Degradation and Deactivation of Intracellular Bacterial Antibiotic Resistance Genes by Commonly Used Healthcare and Personal Care Disinfectants

Abstract

This work investigated efficacies of commonly used healthcare and personal care disinfectants, including glutaraldehyde, chlorhexidine, ethanol, povidone-iodine, benzalkonium chloride, phenol, free chlorine, hydrogen peroxide (H₂O₂), and 254 nm UV light, in degrading (as measured by qPCR analyses of ∼1000 bp amplicon loss) and deactivating (as measured by transforming activity loss) bacterial antibiotic resistance genes (ARGs) during inactivation of antibiotic-resistant bacteria (ARB) on inanimate surfaces or in aqueous suspension.

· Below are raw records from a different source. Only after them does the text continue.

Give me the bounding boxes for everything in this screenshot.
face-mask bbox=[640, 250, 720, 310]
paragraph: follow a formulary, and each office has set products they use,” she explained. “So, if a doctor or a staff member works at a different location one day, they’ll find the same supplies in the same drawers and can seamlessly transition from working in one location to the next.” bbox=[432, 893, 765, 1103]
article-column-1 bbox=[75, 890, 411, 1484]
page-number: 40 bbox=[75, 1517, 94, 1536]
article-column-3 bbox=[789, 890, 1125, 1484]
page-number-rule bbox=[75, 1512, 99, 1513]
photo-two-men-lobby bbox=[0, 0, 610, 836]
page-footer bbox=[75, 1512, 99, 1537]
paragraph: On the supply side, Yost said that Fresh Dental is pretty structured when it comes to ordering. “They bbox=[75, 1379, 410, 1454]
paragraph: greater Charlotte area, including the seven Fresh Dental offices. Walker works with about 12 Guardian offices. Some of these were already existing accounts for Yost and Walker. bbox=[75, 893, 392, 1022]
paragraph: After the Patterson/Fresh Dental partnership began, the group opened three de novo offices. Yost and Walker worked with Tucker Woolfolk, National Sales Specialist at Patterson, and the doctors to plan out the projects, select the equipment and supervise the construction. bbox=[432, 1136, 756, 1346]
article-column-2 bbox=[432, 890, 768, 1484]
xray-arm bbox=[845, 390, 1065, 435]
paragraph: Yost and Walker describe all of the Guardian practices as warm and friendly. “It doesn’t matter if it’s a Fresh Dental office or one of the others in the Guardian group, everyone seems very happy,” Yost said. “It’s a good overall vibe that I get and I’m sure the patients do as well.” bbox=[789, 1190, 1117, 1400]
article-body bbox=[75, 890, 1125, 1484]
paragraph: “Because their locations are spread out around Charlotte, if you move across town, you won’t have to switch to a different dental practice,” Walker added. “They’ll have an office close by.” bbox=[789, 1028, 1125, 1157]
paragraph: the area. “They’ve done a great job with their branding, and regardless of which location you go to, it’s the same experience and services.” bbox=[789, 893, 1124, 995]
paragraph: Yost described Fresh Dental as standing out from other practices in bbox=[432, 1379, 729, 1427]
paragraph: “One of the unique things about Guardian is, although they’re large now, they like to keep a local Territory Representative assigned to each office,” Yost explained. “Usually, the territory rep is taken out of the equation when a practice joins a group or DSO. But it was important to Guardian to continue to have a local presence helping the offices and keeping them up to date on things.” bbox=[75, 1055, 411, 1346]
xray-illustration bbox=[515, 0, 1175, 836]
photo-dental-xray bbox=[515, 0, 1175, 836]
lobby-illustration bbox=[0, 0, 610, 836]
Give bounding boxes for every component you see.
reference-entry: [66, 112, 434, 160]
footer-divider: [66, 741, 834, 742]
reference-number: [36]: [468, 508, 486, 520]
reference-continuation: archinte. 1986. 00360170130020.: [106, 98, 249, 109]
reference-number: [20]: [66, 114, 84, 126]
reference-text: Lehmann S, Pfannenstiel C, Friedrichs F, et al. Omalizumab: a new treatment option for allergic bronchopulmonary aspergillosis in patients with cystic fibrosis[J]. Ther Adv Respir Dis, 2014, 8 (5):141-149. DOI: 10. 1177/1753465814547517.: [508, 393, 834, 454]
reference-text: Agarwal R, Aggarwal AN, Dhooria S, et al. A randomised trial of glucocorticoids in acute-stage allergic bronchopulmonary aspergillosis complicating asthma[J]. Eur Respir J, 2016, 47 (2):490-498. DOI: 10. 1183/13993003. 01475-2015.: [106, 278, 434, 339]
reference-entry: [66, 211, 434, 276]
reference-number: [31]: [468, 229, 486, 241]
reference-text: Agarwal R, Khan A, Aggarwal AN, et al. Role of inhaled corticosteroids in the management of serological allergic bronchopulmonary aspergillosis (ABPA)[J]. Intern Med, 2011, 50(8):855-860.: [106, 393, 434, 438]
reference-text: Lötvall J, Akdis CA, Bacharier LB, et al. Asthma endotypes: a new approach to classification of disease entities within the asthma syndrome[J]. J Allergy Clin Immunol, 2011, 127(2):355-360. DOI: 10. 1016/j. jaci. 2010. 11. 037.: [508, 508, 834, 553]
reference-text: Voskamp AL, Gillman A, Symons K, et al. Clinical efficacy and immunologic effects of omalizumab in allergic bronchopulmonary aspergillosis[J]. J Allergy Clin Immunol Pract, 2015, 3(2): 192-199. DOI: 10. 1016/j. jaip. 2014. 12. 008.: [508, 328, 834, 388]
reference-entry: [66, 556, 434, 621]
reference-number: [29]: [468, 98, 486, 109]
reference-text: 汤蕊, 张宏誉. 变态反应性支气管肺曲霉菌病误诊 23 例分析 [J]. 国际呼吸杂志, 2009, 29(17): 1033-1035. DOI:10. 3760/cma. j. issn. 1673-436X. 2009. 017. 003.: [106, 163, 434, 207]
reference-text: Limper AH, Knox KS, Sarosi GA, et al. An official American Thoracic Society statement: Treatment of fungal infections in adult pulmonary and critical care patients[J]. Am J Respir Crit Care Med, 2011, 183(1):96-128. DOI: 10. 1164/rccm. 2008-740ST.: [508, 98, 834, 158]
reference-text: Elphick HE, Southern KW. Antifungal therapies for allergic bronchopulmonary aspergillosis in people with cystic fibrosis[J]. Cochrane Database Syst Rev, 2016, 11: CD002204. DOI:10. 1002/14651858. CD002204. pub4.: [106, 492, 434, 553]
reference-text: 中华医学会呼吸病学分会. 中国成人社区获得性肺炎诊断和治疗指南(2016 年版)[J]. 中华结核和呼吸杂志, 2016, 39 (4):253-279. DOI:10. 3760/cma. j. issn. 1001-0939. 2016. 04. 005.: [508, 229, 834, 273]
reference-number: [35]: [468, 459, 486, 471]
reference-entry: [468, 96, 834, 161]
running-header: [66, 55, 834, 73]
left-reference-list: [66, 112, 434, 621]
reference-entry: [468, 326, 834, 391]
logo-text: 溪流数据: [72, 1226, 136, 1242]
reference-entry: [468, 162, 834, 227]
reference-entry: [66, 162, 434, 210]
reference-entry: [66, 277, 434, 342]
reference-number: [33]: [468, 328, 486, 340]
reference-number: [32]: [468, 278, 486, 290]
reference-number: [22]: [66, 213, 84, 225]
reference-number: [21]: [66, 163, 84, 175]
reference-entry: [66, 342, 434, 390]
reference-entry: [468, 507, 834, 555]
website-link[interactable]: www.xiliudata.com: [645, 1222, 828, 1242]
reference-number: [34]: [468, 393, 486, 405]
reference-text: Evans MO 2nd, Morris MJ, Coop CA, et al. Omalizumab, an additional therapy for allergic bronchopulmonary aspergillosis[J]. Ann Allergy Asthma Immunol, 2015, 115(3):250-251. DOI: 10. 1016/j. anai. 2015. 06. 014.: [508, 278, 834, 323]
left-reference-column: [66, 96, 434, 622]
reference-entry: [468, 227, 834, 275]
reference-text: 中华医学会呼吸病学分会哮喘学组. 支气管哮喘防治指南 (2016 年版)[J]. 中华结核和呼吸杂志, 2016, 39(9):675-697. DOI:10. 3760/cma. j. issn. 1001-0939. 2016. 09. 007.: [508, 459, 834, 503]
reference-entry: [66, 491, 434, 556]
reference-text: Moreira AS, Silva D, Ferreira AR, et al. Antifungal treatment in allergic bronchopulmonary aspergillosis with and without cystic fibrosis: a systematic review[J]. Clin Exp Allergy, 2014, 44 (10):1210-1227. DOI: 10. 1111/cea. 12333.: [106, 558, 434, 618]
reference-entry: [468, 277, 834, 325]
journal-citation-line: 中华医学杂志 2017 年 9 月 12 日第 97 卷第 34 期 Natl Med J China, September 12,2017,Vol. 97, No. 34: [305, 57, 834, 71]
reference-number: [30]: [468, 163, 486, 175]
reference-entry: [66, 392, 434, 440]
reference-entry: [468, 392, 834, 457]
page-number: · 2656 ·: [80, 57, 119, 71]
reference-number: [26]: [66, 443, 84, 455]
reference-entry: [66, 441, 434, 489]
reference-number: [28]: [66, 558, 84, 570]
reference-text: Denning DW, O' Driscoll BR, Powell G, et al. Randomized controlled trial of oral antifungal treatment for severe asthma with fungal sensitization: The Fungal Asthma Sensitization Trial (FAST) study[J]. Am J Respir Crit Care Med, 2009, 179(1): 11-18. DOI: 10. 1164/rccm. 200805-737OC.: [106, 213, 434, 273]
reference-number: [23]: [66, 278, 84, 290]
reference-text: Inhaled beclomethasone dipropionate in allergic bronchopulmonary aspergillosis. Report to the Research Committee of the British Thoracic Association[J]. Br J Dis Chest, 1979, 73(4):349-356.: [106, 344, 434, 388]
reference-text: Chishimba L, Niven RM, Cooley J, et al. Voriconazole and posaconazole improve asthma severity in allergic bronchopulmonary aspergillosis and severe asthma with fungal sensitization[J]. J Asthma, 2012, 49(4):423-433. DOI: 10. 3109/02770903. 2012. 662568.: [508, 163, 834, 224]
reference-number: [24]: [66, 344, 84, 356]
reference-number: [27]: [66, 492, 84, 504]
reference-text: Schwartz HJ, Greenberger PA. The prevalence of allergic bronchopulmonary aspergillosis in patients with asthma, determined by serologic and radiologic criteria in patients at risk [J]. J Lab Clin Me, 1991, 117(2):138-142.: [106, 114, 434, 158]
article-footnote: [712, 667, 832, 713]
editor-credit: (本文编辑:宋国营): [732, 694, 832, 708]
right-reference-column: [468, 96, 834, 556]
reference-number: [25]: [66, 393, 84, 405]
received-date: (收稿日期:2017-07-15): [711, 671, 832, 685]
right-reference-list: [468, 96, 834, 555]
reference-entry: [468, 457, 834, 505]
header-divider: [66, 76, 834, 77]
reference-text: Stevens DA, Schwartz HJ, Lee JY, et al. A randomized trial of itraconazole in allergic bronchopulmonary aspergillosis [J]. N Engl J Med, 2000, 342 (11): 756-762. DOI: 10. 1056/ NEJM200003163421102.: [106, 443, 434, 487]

Intracellular ARGs (iARGs) blt, mecA, and ampC, within vegetative cells of Bacillus subtilis, Staphylococcus aureus, and Pseudomonas aeruginosa, respectively, were treated on PTFE and/or stainless-steel surfaces or in aqueous phosphate buffer (PB; H₂O₂ only), to simulate potential healthcare and personal care cleaning applications under representative disinfectant exposure conditions. No chemical disinfectant yielded more than limited (≤1.9log₁₀) iARG degradation/deactivation under the conditions investigated, even when ARB cells were extensively inactivated (at levels from 3.1log₁₀ to ≥6log₁₀). In contrast, UV irradiation yielded up to ∼2.8-3.2log₁₀ iARG degradation/deactivation at corresponding ARB inactivation levels up to ∼4log₁₀ in the case of the blt gene within B. subtilis cells on PTFE surfaces, though levels of iARG degradation/deactivation and ARB inactivation were generally lower than expected based on prior aqueous-phase results, likely due to light-shielding effects at the typical ∼10⁸-10⁹ CFU/mL cell inoculum densities used for surface disinfection tests. During exposure to H₂O₂ in PB, iARG deactivation and ARB inactivation reached up to 1.7log₁₀ and >3.5log₁₀, respectively, while iARG degradation was minimal (≤0.2log₁₀); this appears to be driven by DNA-strand fragmentation (as observed by pulsed-field gel electrophoresis analysis) likely resulting from reaction with endogenous HO^• (or Fe(IV)) generated via intracellular iron-catalyzed H₂O₂ decomposition. While all investigated disinfectants were able to effectively inactivate ARB cells themselves, these results demonstrate that most are ineffective in simultaneously degrading and deactivating iARGs, highlighting the potential benefits of employing disinfectants such as 254 nm UV light, that selectively target bacterial DNA, to improve mitigation of antibiotic resistance dissemination.

Keywords: ARB; ARGs; disinfection; environmental surfaces; natural transformation; pathogens.